I’m currently reading “Burn Math Class,” and it’s got me thinking about language. Yesterday, I saw an item about teaching students why cancelling works in this case: \[5 + 3 – 3\] but not in this case: \[5 + 3 = 5 – 3\] The conclusion that the students were led to is that the equal sign makes it into two different problems.

I winced, but didn’t say anything in that conversation. There seems to be a significant chunk of mathematics education devoted to narratives like this: “The answer to \(5 + 3 – 3\) is \(5\).” No, no, no. Mathematics doesn’t consist of finding “answers” (usually single numbers) to “problems” (usually multiple expressions combined with operators). That conversation didn’t feel like the place to rant, again, about how that’s not what mathematics is really about.

When used properly, the equality sign separates two expressions that are mathematically equivalent. As far as proper mathematics goes, there’s no sense of one being the “answer” and the other being the “problem”. One may be simpler than the other, or easier to see as a numeric value, or whatever.

The goal of an exercise might be to write an expression in a “simpler” form, although what qualifies as “simpler” may even differ from what you might expect.
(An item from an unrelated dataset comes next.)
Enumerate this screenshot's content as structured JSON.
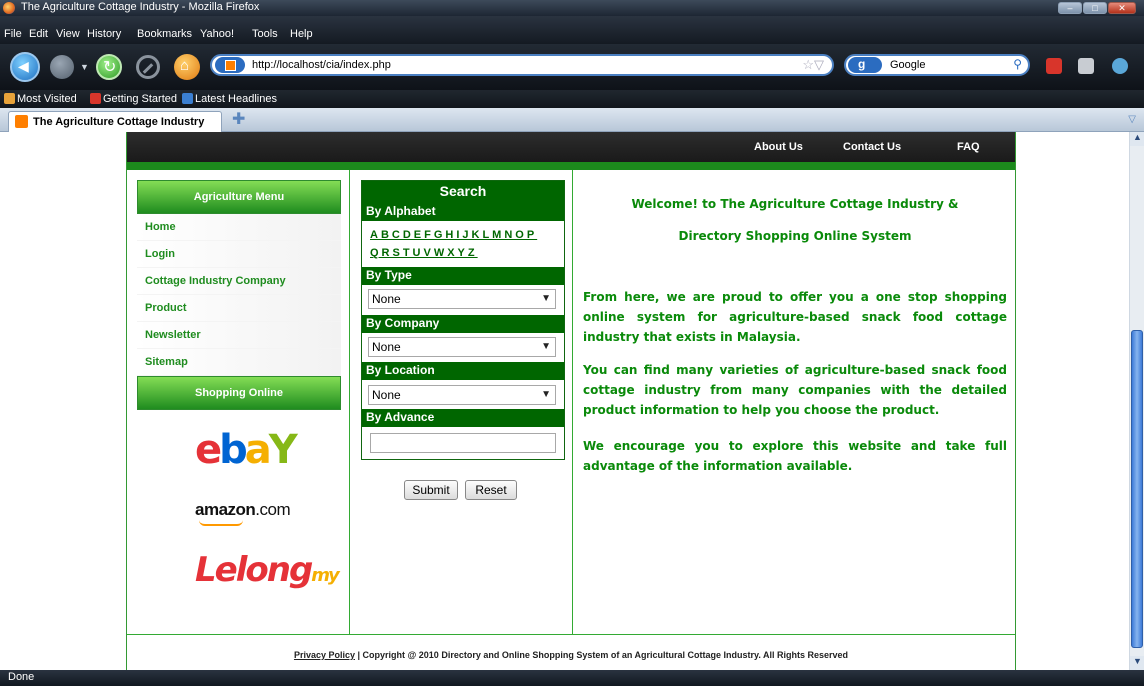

For instance, \(5\sqrt{2}\) is usually considered “simpler” than \(\sqrt{50}\), even though it looks more complex.

The goal of an exercise might be to find the specific value or values of a variable that render an equation true. For instance, \(4x + 5 = 13\) is only true when \(x\) has the value of 2. Since we speak of all the values that satisfy an equation as collectively being “the solution”, it’s mathematically true to say that \(x = \{2\}\) is the solution for \(4x + 5 = 13\). We often casually say \(x = 2\) is the solution for \(4x + 5 = 13\), but by this we do not truly mean that \(4x + 5 = 13\) is the “problem” and \(x = 5\) is the “answer” in the more casual senses of these words.

When we persist in using words like “problem” and “answer”, we perpetuate the notion that mathematics is about finding a single expression that is the “simplest” form of some value. Usually, the goal in algebra problems is to make a confusing situation more manageable. This might be through finding a solution set, but it might also be through rearranging a relationship to focus on a target variable.

For instance, consider the formula for converting from degrees Fahrenheit to degrees Celsius: \[C = (F – 32) \cdot \frac{5}{9}\]

We might want to know the formula for converting from degrees Celsius to degrees Fahrenheit. The “answer” to this “problem” is not a single value, it’s an equation. In this case, it’s \[F = \frac{9C}{5} + 32\]

Neither of these formulas is inherently superior to the other one. For that matter, we could write: \[5F – 9C = 160\]

Mathematically speaking, these three equations are identical: They are true for exactly the same set of ordered real number pairs \((F, C)\). Our choice of one over the others depends completely on what we intend to use it for.

When we focus on finding “answers” to “problems,” I think we miss this.